Employees Are Nervous: What This Means For You
American workers know that when a recession hits, one of the first things companies do is layoff staff. Nine out of ten managers even agree that would likely happen in the next recession. While you can’t control the economy, you can control how you respond to the rumblings and address your teams’ concerns. Here are three actions to take.
1. Communication And Open Dialogue
As with any kind of relationship, communication is key. Bloomberg’s report found that 47% of employees don’t fully trust that their employer would fully communicate their company’s plans. Commit to not being part of that statistic! Teams look to their leaders for guidance when times are hard, and strong leaders possess strong communication.
Be forthcoming and ask your teams how they’re feeling about all the recession buzz and acknowledge their concerns. For the sake of transparency, let them know what to expect from the company in a full-blown recession. Consider any and all suggestions they may have to keep the company operationally efficient.
It’s important to note that transparency does not equal over-promising or outright lying. You may have some hard conversations that are difficult to swallow, but employees will appreciate the honesty now so they can prepare for “later”.
2. Plan For Future Recessions
Most will agree that — pandemic or not — no company is recession-proof and exempt from the financial struggles that go with it. But that doesn’t mean companies should just sit back and wait for the inevitable.
Consider making layoffs the last resort. What are some other ways your company can go lean? Bloomberg notes that 54% of American workers would be willing to take a pay cut to avoid being laid off — would your executives do the same?
Think about a temporary pause in 401(k) contributions and quarterly bonus programs to help save money. Try to keep health benefits off the table; in times of uncertainty, workers need to know their medical needs will still be available to them.

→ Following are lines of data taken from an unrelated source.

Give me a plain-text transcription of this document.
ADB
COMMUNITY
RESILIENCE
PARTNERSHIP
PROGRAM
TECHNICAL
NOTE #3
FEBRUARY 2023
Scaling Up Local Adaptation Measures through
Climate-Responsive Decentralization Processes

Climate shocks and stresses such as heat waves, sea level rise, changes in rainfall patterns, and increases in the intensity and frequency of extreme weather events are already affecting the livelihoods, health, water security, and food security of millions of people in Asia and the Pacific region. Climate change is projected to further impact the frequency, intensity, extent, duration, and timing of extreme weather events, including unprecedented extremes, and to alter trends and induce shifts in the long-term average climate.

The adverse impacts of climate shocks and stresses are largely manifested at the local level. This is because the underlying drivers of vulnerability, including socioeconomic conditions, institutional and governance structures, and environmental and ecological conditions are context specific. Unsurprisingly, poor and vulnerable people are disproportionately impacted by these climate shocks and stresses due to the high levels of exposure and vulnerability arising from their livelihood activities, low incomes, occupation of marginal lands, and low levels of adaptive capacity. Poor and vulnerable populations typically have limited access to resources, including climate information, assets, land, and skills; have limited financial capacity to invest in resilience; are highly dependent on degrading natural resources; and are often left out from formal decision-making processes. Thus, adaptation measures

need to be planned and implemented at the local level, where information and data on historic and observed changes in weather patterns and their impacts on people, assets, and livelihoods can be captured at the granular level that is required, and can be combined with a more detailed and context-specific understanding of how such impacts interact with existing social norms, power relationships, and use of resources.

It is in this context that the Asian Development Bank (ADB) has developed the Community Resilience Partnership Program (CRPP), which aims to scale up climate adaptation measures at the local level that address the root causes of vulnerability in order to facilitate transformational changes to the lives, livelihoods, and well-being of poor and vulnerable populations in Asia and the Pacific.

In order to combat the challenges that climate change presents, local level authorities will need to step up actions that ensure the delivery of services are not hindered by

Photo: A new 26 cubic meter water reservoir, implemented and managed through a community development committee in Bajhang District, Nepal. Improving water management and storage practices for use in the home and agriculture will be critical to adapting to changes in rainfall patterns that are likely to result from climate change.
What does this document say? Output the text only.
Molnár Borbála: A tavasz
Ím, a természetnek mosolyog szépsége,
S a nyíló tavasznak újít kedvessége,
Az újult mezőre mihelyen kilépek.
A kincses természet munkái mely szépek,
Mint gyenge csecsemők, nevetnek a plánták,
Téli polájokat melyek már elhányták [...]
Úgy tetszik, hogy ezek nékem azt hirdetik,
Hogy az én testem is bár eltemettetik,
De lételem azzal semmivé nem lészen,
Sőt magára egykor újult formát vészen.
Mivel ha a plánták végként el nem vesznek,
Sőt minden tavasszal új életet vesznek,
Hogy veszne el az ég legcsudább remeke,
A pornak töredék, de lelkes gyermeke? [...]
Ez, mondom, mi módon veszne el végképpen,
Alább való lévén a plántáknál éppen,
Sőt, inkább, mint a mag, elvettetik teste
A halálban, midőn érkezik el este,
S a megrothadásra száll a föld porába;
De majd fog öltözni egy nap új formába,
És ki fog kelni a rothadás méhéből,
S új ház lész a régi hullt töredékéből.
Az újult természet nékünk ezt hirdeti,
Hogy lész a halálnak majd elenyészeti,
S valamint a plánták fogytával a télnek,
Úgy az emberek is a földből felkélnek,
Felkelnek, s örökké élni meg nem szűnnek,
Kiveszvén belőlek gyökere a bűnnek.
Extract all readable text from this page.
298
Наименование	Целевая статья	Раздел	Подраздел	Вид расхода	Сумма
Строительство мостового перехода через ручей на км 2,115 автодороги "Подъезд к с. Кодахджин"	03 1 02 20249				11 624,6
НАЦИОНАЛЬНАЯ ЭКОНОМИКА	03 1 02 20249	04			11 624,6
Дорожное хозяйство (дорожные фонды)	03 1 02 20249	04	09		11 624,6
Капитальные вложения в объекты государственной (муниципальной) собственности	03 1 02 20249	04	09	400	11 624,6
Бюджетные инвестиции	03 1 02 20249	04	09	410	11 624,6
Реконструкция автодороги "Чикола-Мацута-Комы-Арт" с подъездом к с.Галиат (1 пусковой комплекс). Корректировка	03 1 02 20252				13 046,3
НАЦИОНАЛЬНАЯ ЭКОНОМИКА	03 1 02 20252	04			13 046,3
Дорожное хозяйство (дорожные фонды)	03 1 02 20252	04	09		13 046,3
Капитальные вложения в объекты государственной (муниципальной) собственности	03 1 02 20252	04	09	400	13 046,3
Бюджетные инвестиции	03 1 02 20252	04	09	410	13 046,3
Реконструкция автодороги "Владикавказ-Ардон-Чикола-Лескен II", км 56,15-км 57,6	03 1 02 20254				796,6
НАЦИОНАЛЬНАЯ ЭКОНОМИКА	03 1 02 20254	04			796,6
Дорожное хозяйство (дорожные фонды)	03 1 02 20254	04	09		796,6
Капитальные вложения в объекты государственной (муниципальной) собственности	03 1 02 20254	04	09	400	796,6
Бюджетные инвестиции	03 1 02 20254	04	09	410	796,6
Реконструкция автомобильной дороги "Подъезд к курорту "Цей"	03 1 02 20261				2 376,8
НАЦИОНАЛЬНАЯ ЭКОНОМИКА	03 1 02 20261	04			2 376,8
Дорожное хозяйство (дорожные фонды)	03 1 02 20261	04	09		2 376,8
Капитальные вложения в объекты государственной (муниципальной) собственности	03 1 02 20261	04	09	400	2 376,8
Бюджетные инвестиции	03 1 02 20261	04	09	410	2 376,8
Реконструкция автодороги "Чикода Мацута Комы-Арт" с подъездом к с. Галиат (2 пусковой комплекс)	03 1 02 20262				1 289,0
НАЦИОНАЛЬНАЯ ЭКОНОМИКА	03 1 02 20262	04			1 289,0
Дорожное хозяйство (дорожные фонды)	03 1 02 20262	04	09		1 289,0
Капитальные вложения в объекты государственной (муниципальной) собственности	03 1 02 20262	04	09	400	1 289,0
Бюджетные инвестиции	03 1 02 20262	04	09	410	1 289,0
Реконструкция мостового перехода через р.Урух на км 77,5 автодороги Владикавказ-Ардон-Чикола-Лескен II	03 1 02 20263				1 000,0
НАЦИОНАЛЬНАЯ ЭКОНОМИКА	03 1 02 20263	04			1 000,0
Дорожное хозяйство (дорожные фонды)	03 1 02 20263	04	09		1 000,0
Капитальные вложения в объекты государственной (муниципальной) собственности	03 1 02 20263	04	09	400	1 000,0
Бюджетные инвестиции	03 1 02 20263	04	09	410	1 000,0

Staffing and recruitment agencies might also be able to help in a pinch, especially if your company implements a hiring freeze. An agency could help provide the professional temporary labor you need for a fraction of the cost of hiring new employees, saving your HR team time and money.
3. Utilize An Employee Assistance Program
Does your company have an employee assistance program (EAP)? Many EAPs assist employees with personal and work-related issues that may impact their job performance and health (including physical, mental, and financial).
With more than half of workers not financially prepared for a recession or subsequent layoff, an EAP may be able to help them strengthen their finances in a variety of ways. Whether it’s a plan to pay off debt, build up savings, or budget like a boss, a financial plan can help your employees’ peace of mind.
EAPs can also help with mental health, offering resources to help deal with anxiety, stress, and overall emotional well-being. The pandemic certainly helped thrust mental health into the light, and as a manager you have the opportunity to point them in the right direction. Encouraging your anxious team members to use the resources available to them shows that you care.
If an Employee Assistance Program isn’t part of your company’s benefits package, strongly consider making the investment.
When, Not If
When it comes to recessions, it’s always a matter of when, not if. Economic highs and lows are an expected part of a free market economy, and we always land on our feet. If we’re lucky, we learn a few things along the way that help us become better employers.
For recessions, pandemics, or any general hardship that causes uncertainty, companies can (and should) address their employees’ fears as best they can. Plan ahead for the scenario and communicate it to your teams. Talk through concerns, and do it often. When everyone is on the same page and working toward the same goal — in this case, avoiding a complete layoff — you may just find it increases employee loyalty and morale, and that’s something everyone can benefit from.